Juste à l'est de Rimouski, Sainte-Luce-sur-mer est la principale station balnéaire de l’estuaire. Ce joli village est connu pour sa plage, certes la plus belle plage de sable sur la rive sud de l’estuaire, et sa promenade de l’Anse-aux-coques en bordure de mer.  Le fond peu profond de l’anse permet l’été à l’eau de se réchauffer et rend la baignade possible pour les amateurs d’eaux froides. L’endroit est bien connu des gens du Bas-Saint-Laurent, mais méconnu du grand public.

Du Bistro des Ancrés, vous aurez une vue imprenable sur la baie et le proprio, un ex-Montréalais qui a adopté comme plusieurs la région pour ne plus revenir dans la métropole, vous racontera avec plaisir l’histoire du Nipigon, un ancien navire de sa Majesté coulé au large de Sainte-Luce pour le plus grand plaisir des plongeurs. C’est aussi au large de Sainte-Luce, dans le Saint-Laurent que se trouve l'épave de l’Empress of Ireland . Le navire a coulé en seulement 14 minutes, le 28 mai 1914 en faisant plus de mille victimes. L'épave a été classée bien culturel du Québec en 1999. L'église de Sainte-Luce datant de 1841, est un véritable chef-d'œuvre avec ses vitraux, et son architecture remarquable.
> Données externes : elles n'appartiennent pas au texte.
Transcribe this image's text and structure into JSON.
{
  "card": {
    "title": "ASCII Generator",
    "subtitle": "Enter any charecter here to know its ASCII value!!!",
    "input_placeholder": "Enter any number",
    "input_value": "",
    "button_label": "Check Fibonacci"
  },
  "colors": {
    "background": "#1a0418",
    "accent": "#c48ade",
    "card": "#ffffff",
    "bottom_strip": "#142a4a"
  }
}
À la fin du mois d’août, Les Sculpturales réunit une fois par année quatre sculpteurs professionnels, lesquels produisent de superbes oeuvres monumentales, dans des billes de pin. Les sculptures sont entièrement réalisées en plein-air, le long de la Promenade de l’Anse-aux-Coques. Les visiteurs ont l’opportunité d’admirer sur place l’habileté de chacun des artistes. Les sculptures produites ornent ce charmant village pour le plus grand plaisir des visiteurs.
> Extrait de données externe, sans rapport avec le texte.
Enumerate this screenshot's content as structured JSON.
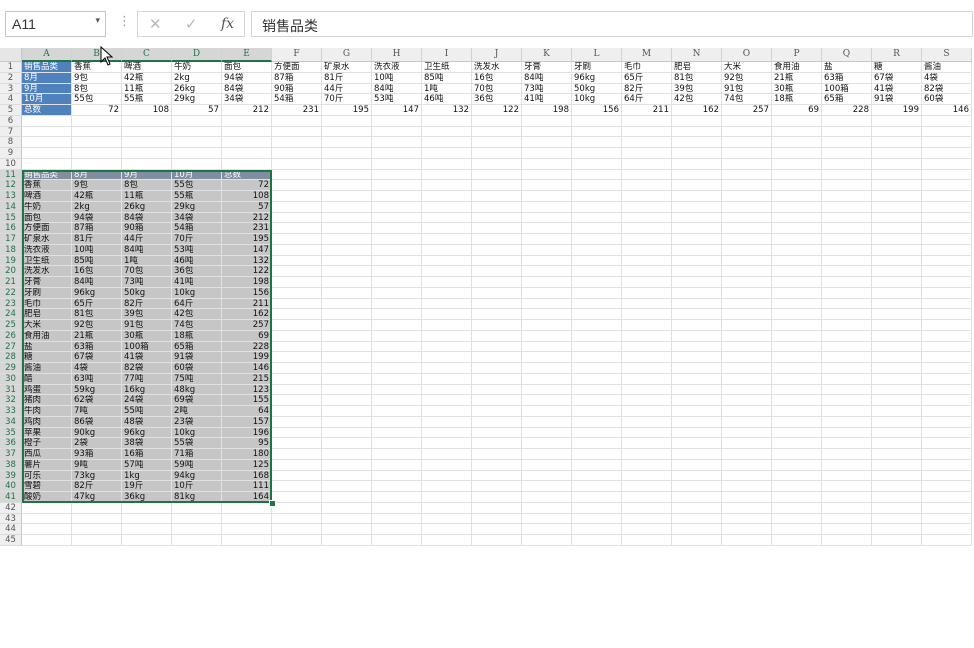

La présence innue sur le territoire avoisinant l'actuel Baie-Comeau remonte à près de 6 000 ans. Territoire forestier immense, la Manicouagan est une région riche par sa faune diversifiée, ce qui permit aux Innus de prospérer grâce à la chasse des loups-marins, ours, castors, orignaux et plus au nord, de caribous. De plus, la Manicouagan offre un bassin de pêche important. Il semble qu'aux alentours de l'an 1000, les explorateurs vikings se soient 'intéressés à la Côte-Nord et à la région de la rivière Manicouagan. Des traces d'installations temporaires auraient été découvertes près de Baie-Comeau.

Depuis des dizaines de milliers d’années, les rivières des Outardes et Manicouagan ont créé la péninsule sablonneuse de Manicouagan qui s’avance dans l’estuaire. Aujourd’hui, on y trouve une trentaine de km continus de plages parmi les plus belles du Québec.  La profondeur des battures dans la péninsule de Manicouagan permet à l’eau de mer de se réchauffer durant les journées chaudes de l’été, pouvant souvent atteindre jusqu’à 27 degrés à la marée montante. La Route des plages de Manicouagan vous invite à découvrir ces plages des municipalités de Ragueneau, Chute-aux-Outardes, Pointe-Lebel et Pointe-aux-Outardes.

Le Parc nature de Pointe-aux-Outardes est une réserve naturelle de la biodiversité unique au Canada où l’on retrouve huit écosystèmes bien différents. Le Parc occupe toute la pointe ouest de la péninsule Manicouagan et est situé dans la Réserve Mondiale de la Biosphère Manicouagan-Uapishka. Comme pour toutes les réserves de biosphère, elle vise la protection de la diversité écologique et culturelle ainsi que le développement durable de ce territoire. Le parc compte une superbe plage, de ces plages de sable blanc qui ont fait la renommée de la Côte Nord.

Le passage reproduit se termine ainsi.